La Chambre d’appel a établi qu’une ordonnance de réparation doit être adoptée contre une personne condamnée, et seulement s’agissant des préjudices résultant des crimes jugés. La Chambre d’appel a ainsi conclu que la Chambre de première instance n’avait pas suffisamment établi le lien entre les crimes commis par Lubanga et les préjudices soufferts par les victimes de violences sexuelles et fondées sur le genre (VSFG) qui ne pouvaient donc recevoir réparation. La Chambre d’appel a rappelé que le Fonds au profit des victimes pouvait toutefois exercer son mandat discrétionnaire d’assistance aux victimes et a demandé au Fonds, chargé d’établir un plan de mise œuvre des réparations, d’inclure une procédure de référence vers les ONGs garantissant des services aux victimes de VSBG dans les zones affectées.

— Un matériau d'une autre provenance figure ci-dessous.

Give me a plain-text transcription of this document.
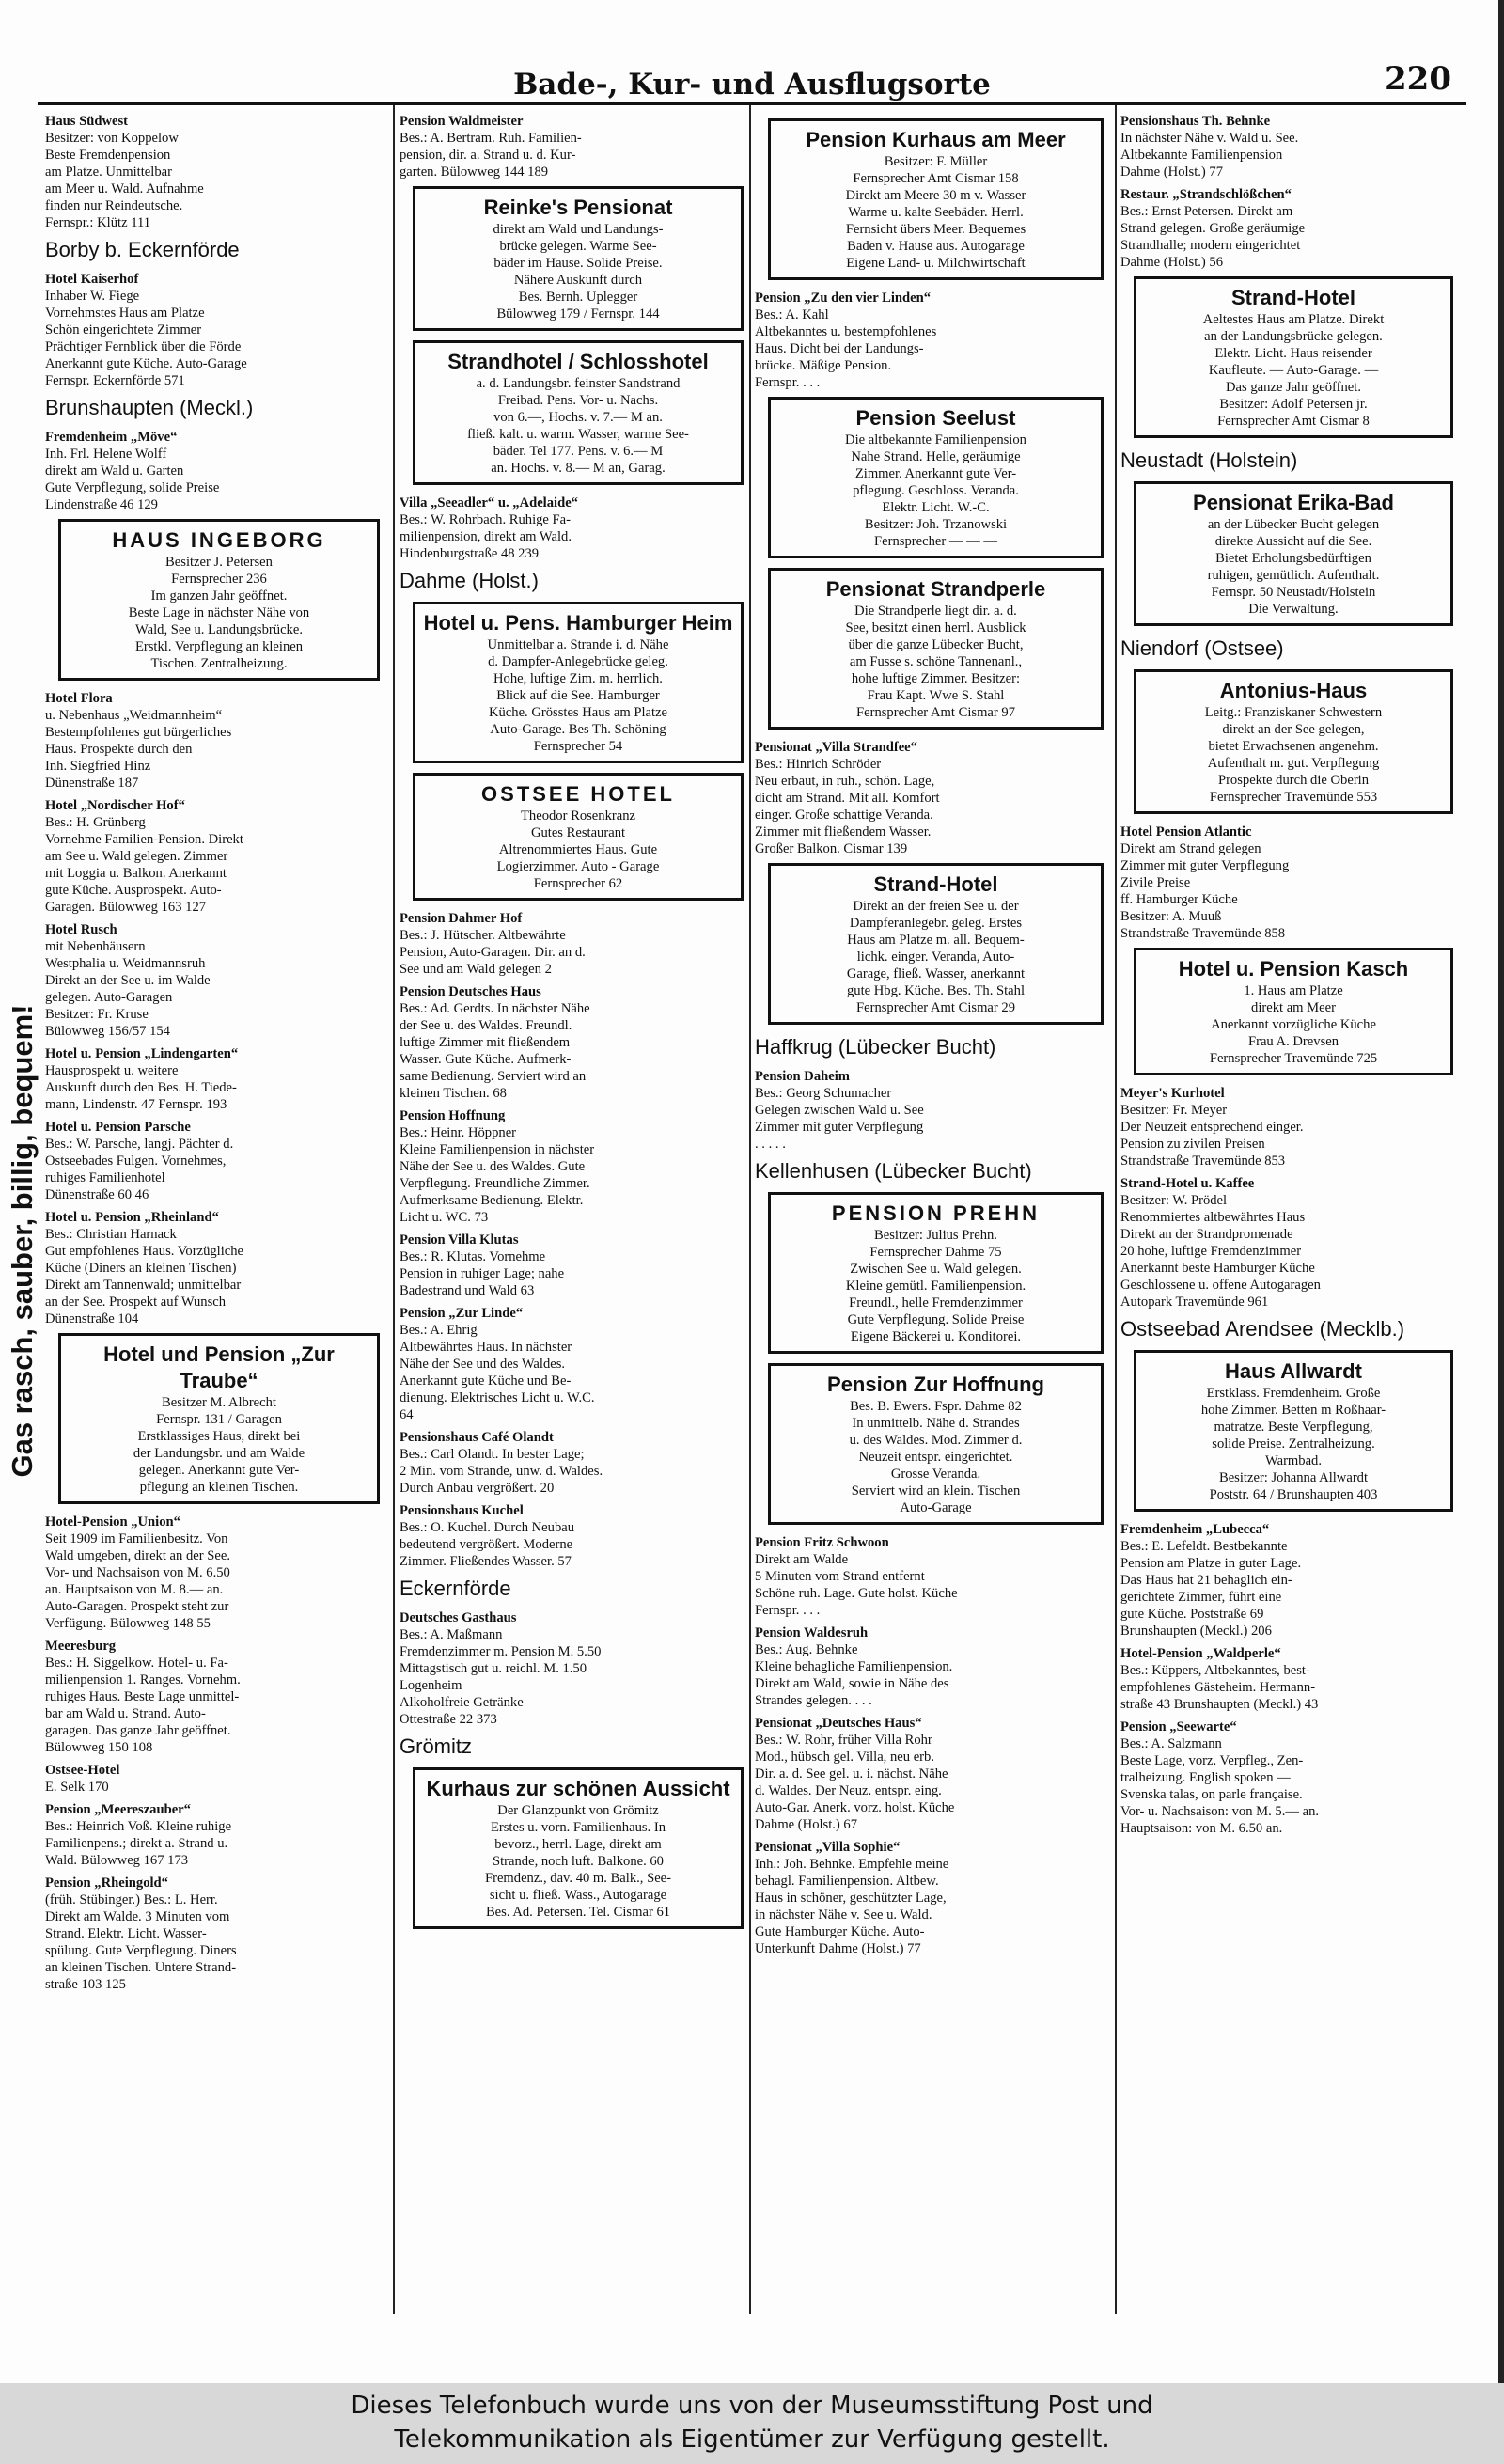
Bade-, Kur- und Ausflugsorte	220
Gas rasch, sauber, billig, bequem!
Haus Südwest
Besitzer: von Koppelow
Beste Fremdenpension
am Platze. Unmittelbar
am Meer u. Wald. Aufnahme
finden nur Reindeutsche.
Fernspr.: Klütz 111
Borby b. Eckernförde
Hotel Kaiserhof
Inhaber W. Fiege
Vornehmstes Haus am Platze
Schön eingerichtete Zimmer
Prächtiger Fernblick über die Förde
Anerkannt gute Küche. Auto-Garage
Fernspr. Eckernförde 571
Brunshaupten (Meckl.)
Fremdenheim „Möve“
Inh. Frl. Helene Wolff
direkt am Wald u. Garten
Gute Verpflegung, solide Preise
Lindenstraße 46 129
HAUS INGEBORG
Besitzer J. Petersen
Fernsprecher 236
Im ganzen Jahr geöffnet.
Beste Lage in nächster Nähe von
Wald, See u. Landungsbrücke.
Erstkl. Verpflegung an kleinen
Tischen. Zentralheizung.
Hotel Flora
u. Nebenhaus „Weidmannheim“
Bestempfohlenes gut bürgerliches
Haus. Prospekte durch den
Inh. Siegfried Hinz
Dünenstraße 187
Hotel „Nordischer Hof“
Bes.: H. Grünberg
Vornehme Familien-Pension. Direkt
am See u. Wald gelegen. Zimmer
mit Loggia u. Balkon. Anerkannt
gute Küche. Ausprospekt. Auto-
Garagen. Bülowweg 163 127
Hotel Rusch
mit Nebenhäusern
Westphalia u. Weidmannsruh
Direkt an der See u. im Walde
gelegen. Auto-Garagen
Besitzer: Fr. Kruse
Bülowweg 156/57 154
Hotel u. Pension „Lindengarten“
Hausprospekt u. weitere
Auskunft durch den Bes. H. Tiede-
mann, Lindenstr. 47 Fernspr. 193
Hotel u. Pension Parsche
Bes.: W. Parsche, langj. Pächter d.
Ostseebades Fulgen. Vornehmes,
ruhiges Familienhotel
Dünenstraße 60 46
Hotel u. Pension „Rheinland“
Bes.: Christian Harnack
Gut empfohlenes Haus. Vorzügliche
Küche (Diners an kleinen Tischen)
Direkt am Tannenwald; unmittelbar
an der See. Prospekt auf Wunsch
Dünenstraße 104
Hotel und Pension „Zur Traube“
Besitzer M. Albrecht
Fernspr. 131 / Garagen
Erstklassiges Haus, direkt bei
der Landungsbr. und am Walde
gelegen. Anerkannt gute Ver-
pflegung an kleinen Tischen.
Hotel-Pension „Union“
Seit 1909 im Familienbesitz. Von
Wald umgeben, direkt an der See.
Vor- und Nachsaison von M. 6.50
an. Hauptsaison von M. 8.— an.
Auto-Garagen. Prospekt steht zur
Verfügung. Bülowweg 148 55
Meeresburg
Bes.: H. Siggelkow. Hotel- u. Fa-
milienpension 1. Ranges. Vornehm.
ruhiges Haus. Beste Lage unmittel-
bar am Wald u. Strand. Auto-
garagen. Das ganze Jahr geöffnet.
Bülowweg 150 108
Ostsee-Hotel
E. Selk 170
Pension „Meereszauber“
Bes.: Heinrich Voß. Kleine ruhige
Familienpens.; direkt a. Strand u.
Wald. Bülowweg 167 173
Pension „Rheingold“
(früh. Stübinger.) Bes.: L. Herr.
Direkt am Walde. 3 Minuten vom
Strand. Elektr. Licht. Wasser-
spülung. Gute Verpflegung. Diners
an kleinen Tischen. Untere Strand-
straße 103 125
Pension Waldmeister
Bes.: A. Bertram. Ruh. Familien-
pension, dir. a. Strand u. d. Kur-
garten. Bülowweg 144 189
Reinke's Pensionat
direkt am Wald und Landungs-
brücke gelegen. Warme See-
bäder im Hause. Solide Preise.
Nähere Auskunft durch
Bes. Bernh. Uplegger
Bülowweg 179 / Fernspr. 144
Strandhotel / Schlosshotel
a. d. Landungsbr. feinster Sandstrand
Freibad. Pens. Vor- u. Nachs.
von 6.—, Hochs. v. 7.— M an.
fließ. kalt. u. warm. Wasser, warme See-
bäder. Tel 177. Pens. v. 6.— M
an. Hochs. v. 8.— M an, Garag.
Villa „Seeadler“ u. „Adelaide“
Bes.: W. Rohrbach. Ruhige Fa-
milienpension, direkt am Wald.
Hindenburgstraße 48 239
Dahme (Holst.)
Hotel u. Pens. Hamburger Heim
Unmittelbar a. Strande i. d. Nähe
d. Dampfer-Anlegebrücke geleg.
Hohe, luftige Zim. m. herrlich.
Blick auf die See. Hamburger
Küche. Grösstes Haus am Platze
Auto-Garage. Bes Th. Schöning
Fernsprecher 54
OSTSEE HOTEL
Theodor Rosenkranz
Gutes Restaurant
Altrenommiertes Haus. Gute
Logierzimmer. Auto - Garage
Fernsprecher 62
Pension Dahmer Hof
Bes.: J. Hütscher. Altbewährte
Pension, Auto-Garagen. Dir. an d.
See und am Wald gelegen 2
Pension Deutsches Haus
Bes.: Ad. Gerdts. In nächster Nähe
der See u. des Waldes. Freundl.
luftige Zimmer mit fließendem
Wasser. Gute Küche. Aufmerk-
same Bedienung. Serviert wird an
kleinen Tischen. 68
Pension Hoffnung
Bes.: Heinr. Höppner
Kleine Familienpension in nächster
Nähe der See u. des Waldes. Gute
Verpflegung. Freundliche Zimmer.
Aufmerksame Bedienung. Elektr.
Licht u. WC. 73
Pension Villa Klutas
Bes.: R. Klutas. Vornehme
Pension in ruhiger Lage; nahe
Badestrand und Wald 63
Pension „Zur Linde“
Bes.: A. Ehrig
Altbewährtes Haus. In nächster
Nähe der See und des Waldes.
Anerkannt gute Küche und Be-
dienung. Elektrisches Licht u. W.C.
64
Pensionshaus Café Olandt
Bes.: Carl Olandt. In bester Lage;
2 Min. vom Strande, unw. d. Waldes.
Durch Anbau vergrößert. 20
Pensionshaus Kuchel
Bes.: O. Kuchel. Durch Neubau
bedeutend vergrößert. Moderne
Zimmer. Fließendes Wasser. 57
Eckernförde
Deutsches Gasthaus
Bes.: A. Maßmann
Fremdenzimmer m. Pension M. 5.50
Mittagstisch gut u. reichl. M. 1.50
Logenheim
Alkoholfreie Getränke
Ottestraße 22 373
Grömitz
Kurhaus zur schönen Aussicht
Der Glanzpunkt von Grömitz
Erstes u. vorn. Familienhaus. In
bevorz., herrl. Lage, direkt am
Strande, noch luft. Balkone. 60
Fremdenz., dav. 40 m. Balk., See-
sicht u. fließ. Wass., Autogarage
Bes. Ad. Petersen. Tel. Cismar 61
Pension Kurhaus am Meer
Besitzer: F. Müller
Fernsprecher Amt Cismar 158
Direkt am Meere 30 m v. Wasser
Warme u. kalte Seebäder. Herrl.
Fernsicht übers Meer. Bequemes
Baden v. Hause aus. Autogarage
Eigene Land- u. Milchwirtschaft
Pension „Zu den vier Linden“
Bes.: A. Kahl
Altbekanntes u. bestempfohlenes
Haus. Dicht bei der Landungs-
brücke. Mäßige Pension.
Fernspr. . . .
Pension Seelust
Die altbekannte Familienpension
Nahe Strand. Helle, geräumige
Zimmer. Anerkannt gute Ver-
pflegung. Geschloss. Veranda.
Elektr. Licht. W.-C.
Besitzer: Joh. Trzanowski
Fernsprecher — — —
Pensionat Strandperle
Die Strandperle liegt dir. a. d.
See, besitzt einen herrl. Ausblick
über die ganze Lübecker Bucht,
am Fusse s. schöne Tannenanl.,
hohe luftige Zimmer. Besitzer:
Frau Kapt. Wwe S. Stahl
Fernsprecher Amt Cismar 97
Pensionat „Villa Strandfee“
Bes.: Hinrich Schröder
Neu erbaut, in ruh., schön. Lage,
dicht am Strand. Mit all. Komfort
einger. Große schattige Veranda.
Zimmer mit fließendem Wasser.
Großer Balkon. Cismar 139
Strand-Hotel
Direkt an der freien See u. der
Dampferanlegebr. geleg. Erstes
Haus am Platze m. all. Bequem-
lichk. einger. Veranda, Auto-
Garage, fließ. Wasser, anerkannt
gute Hbg. Küche. Bes. Th. Stahl
Fernsprecher Amt Cismar 29
Haffkrug (Lübecker Bucht)
Pension Daheim
Bes.: Georg Schumacher
Gelegen zwischen Wald u. See
Zimmer mit guter Verpflegung
. . . . .
Kellenhusen (Lübecker Bucht)
PENSION PREHN
Besitzer: Julius Prehn.
Fernsprecher Dahme 75
Zwischen See u. Wald gelegen.
Kleine gemütl. Familienpension.
Freundl., helle Fremdenzimmer
Gute Verpflegung. Solide Preise
Eigene Bäckerei u. Konditorei.
Pension Zur Hoffnung
Bes. B. Ewers. Fspr. Dahme 82
In unmittelb. Nähe d. Strandes
u. des Waldes. Mod. Zimmer d.
Neuzeit entspr. eingerichtet.
Grosse Veranda.
Serviert wird an klein. Tischen
Auto-Garage
Pension Fritz Schwoon
Direkt am Walde
5 Minuten vom Strand entfernt
Schöne ruh. Lage. Gute holst. Küche
Fernspr. . . .
Pension Waldesruh
Bes.: Aug. Behnke
Kleine behagliche Familienpension.
Direkt am Wald, sowie in Nähe des
Strandes gelegen. . . .
Pensionat „Deutsches Haus“
Bes.: W. Rohr, früher Villa Rohr
Mod., hübsch gel. Villa, neu erb.
Dir. a. d. See gel. u. i. nächst. Nähe
d. Waldes. Der Neuz. entspr. eing.
Auto-Gar. Anerk. vorz. holst. Küche
Dahme (Holst.) 67
Pensionat „Villa Sophie“
Inh.: Joh. Behnke. Empfehle meine
behagl. Familienpension. Altbew.
Haus in schöner, geschützter Lage,
in nächster Nähe v. See u. Wald.
Gute Hamburger Küche. Auto-
Unterkunft Dahme (Holst.) 77
Pensionshaus Th. Behnke
In nächster Nähe v. Wald u. See.
Altbekannte Familienpension
Dahme (Holst.) 77
Restaur. „Strandschlößchen“
Bes.: Ernst Petersen. Direkt am
Strand gelegen. Große geräumige
Strandhalle; modern eingerichtet
Dahme (Holst.) 56
Strand-Hotel
Aeltestes Haus am Platze. Direkt
an der Landungsbrücke gelegen.
Elektr. Licht. Haus reisender
Kaufleute. — Auto-Garage. —
Das ganze Jahr geöffnet.
Besitzer: Adolf Petersen jr.
Fernsprecher Amt Cismar 8
Neustadt (Holstein)
Pensionat Erika-Bad
an der Lübecker Bucht gelegen
direkte Aussicht auf die See.
Bietet Erholungsbedürftigen
ruhigen, gemütlich. Aufenthalt.
Fernspr. 50 Neustadt/Holstein
Die Verwaltung.
Niendorf (Ostsee)
Antonius-Haus
Leitg.: Franziskaner Schwestern
direkt an der See gelegen,
bietet Erwachsenen angenehm.
Aufenthalt m. gut. Verpflegung
Prospekte durch die Oberin
Fernsprecher Travemünde 553
Hotel Pension Atlantic
Direkt am Strand gelegen
Zimmer mit guter Verpflegung
Zivile Preise
ff. Hamburger Küche
Besitzer: A. Muuß
Strandstraße Travemünde 858
Hotel u. Pension Kasch
1. Haus am Platze
direkt am Meer
Anerkannt vorzügliche Küche
Frau A. Drevsen
Fernsprecher Travemünde 725
Meyer's Kurhotel
Besitzer: Fr. Meyer
Der Neuzeit entsprechend einger.
Pension zu zivilen Preisen
Strandstraße Travemünde 853
Strand-Hotel u. Kaffee
Besitzer: W. Prödel
Renommiertes altbewährtes Haus
Direkt an der Strandpromenade
20 hohe, luftige Fremdenzimmer
Anerkannt beste Hamburger Küche
Geschlossene u. offene Autogaragen
Autopark Travemünde 961
Ostseebad Arendsee (Mecklb.)
Haus Allwardt
Erstklass. Fremdenheim. Große
hohe Zimmer. Betten m Roßhaar-
matratze. Beste Verpflegung,
solide Preise. Zentralheizung.
Warmbad.
Besitzer: Johanna Allwardt
Poststr. 64 / Brunshaupten 403
Fremdenheim „Lubecca“
Bes.: E. Lefeldt. Bestbekannte
Pension am Platze in guter Lage.
Das Haus hat 21 behaglich ein-
gerichtete Zimmer, führt eine
gute Küche. Poststraße 69
Brunshaupten (Meckl.) 206
Hotel-Pension „Waldperle“
Bes.: Küppers, Altbekanntes, best-
empfohlenes Gästeheim. Hermann-
straße 43 Brunshaupten (Meckl.) 43
Pension „Seewarte“
Bes.: A. Salzmann
Beste Lage, vorz. Verpfleg., Zen-
tralheizung. English spoken —
Svenska talas, on parle française.
Vor- u. Nachsaison: von M. 5.— an.
Hauptsaison: von M. 6.50 an.
Dieses Telefonbuch wurde uns von der Museumsstiftung Post und
Telekommunikation als Eigentümer zur Verfügung gestellt.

« Nos organisations regrettent que, au travers de ces décisions dans l’affaire Lubanga, la CPI n’ait pas adéquatement reconnu d’autres victimes, en particulier les victimes de violences sexuelles et basées sur le genre. Comme l’ont rappelé les représentants légaux des victimes, les crimes basés sur le genre et les traitements inhumains sont inhérents au recrutement, à la conscription et à l’utilisation des enfants dans les hostilités » a déclaré Dismas Kitenge, vice-président de la FIDH et président du Groupe Lotus. « Nous demandons à la Procureure de mettre effectivement en œuvre sa nouvelle politique d’enquête et poursuite des crimes sexuels et basés sur le genre. Il est de la première importance que les charges reflètent la réalité des crimes et des préjudices soufferts par les victimes, afin de leur garantir un égal accès à la justice et à réparation ».

Contexte

Le 7 août 2012, la Chambre de première instance de la CPI avait, pour la première fois, établi les principes de réparation pour les victimes de crimes commis par Thomas Lubanga qui, le 14 mars 2012, a été reconnu coupable du crime de guerre d’enrôlement et de conscription d’enfants de moins de 15 ans et de l’utilisation de ces enfants pour participer activement à des hostilités. L’accusé avait par la suite fait appel de cette décision.

La CPI est la première juridiction pénale internationale dont le mandat inclut la réparation intégrale aux victimes, conformément à l’article 75 de son statut.

Le Fonds au profit des victimes a été créé conformément à l’article 79 du statut de la CPI et a été établi par l’Assemblée des Etats Parties en 2002. Il s’agit d’une institution indépendante dont le mandate est double : le Fonds doit mettre en œuvre les réparations ordonnées par la Cour et également porter assistance aux victimes, au travers en particulier d’une réhabilitation physique et psychologique. Dans le cadre de ce second mandat, le Fonds au profit des victimes a d’ores-et-déjà porté assistance à près de 80 000 victimes, notamment en Ouganda et en RDC. Cette décision sera pour le Fonds, la première occasion de remplir son mandat en matière de réparation.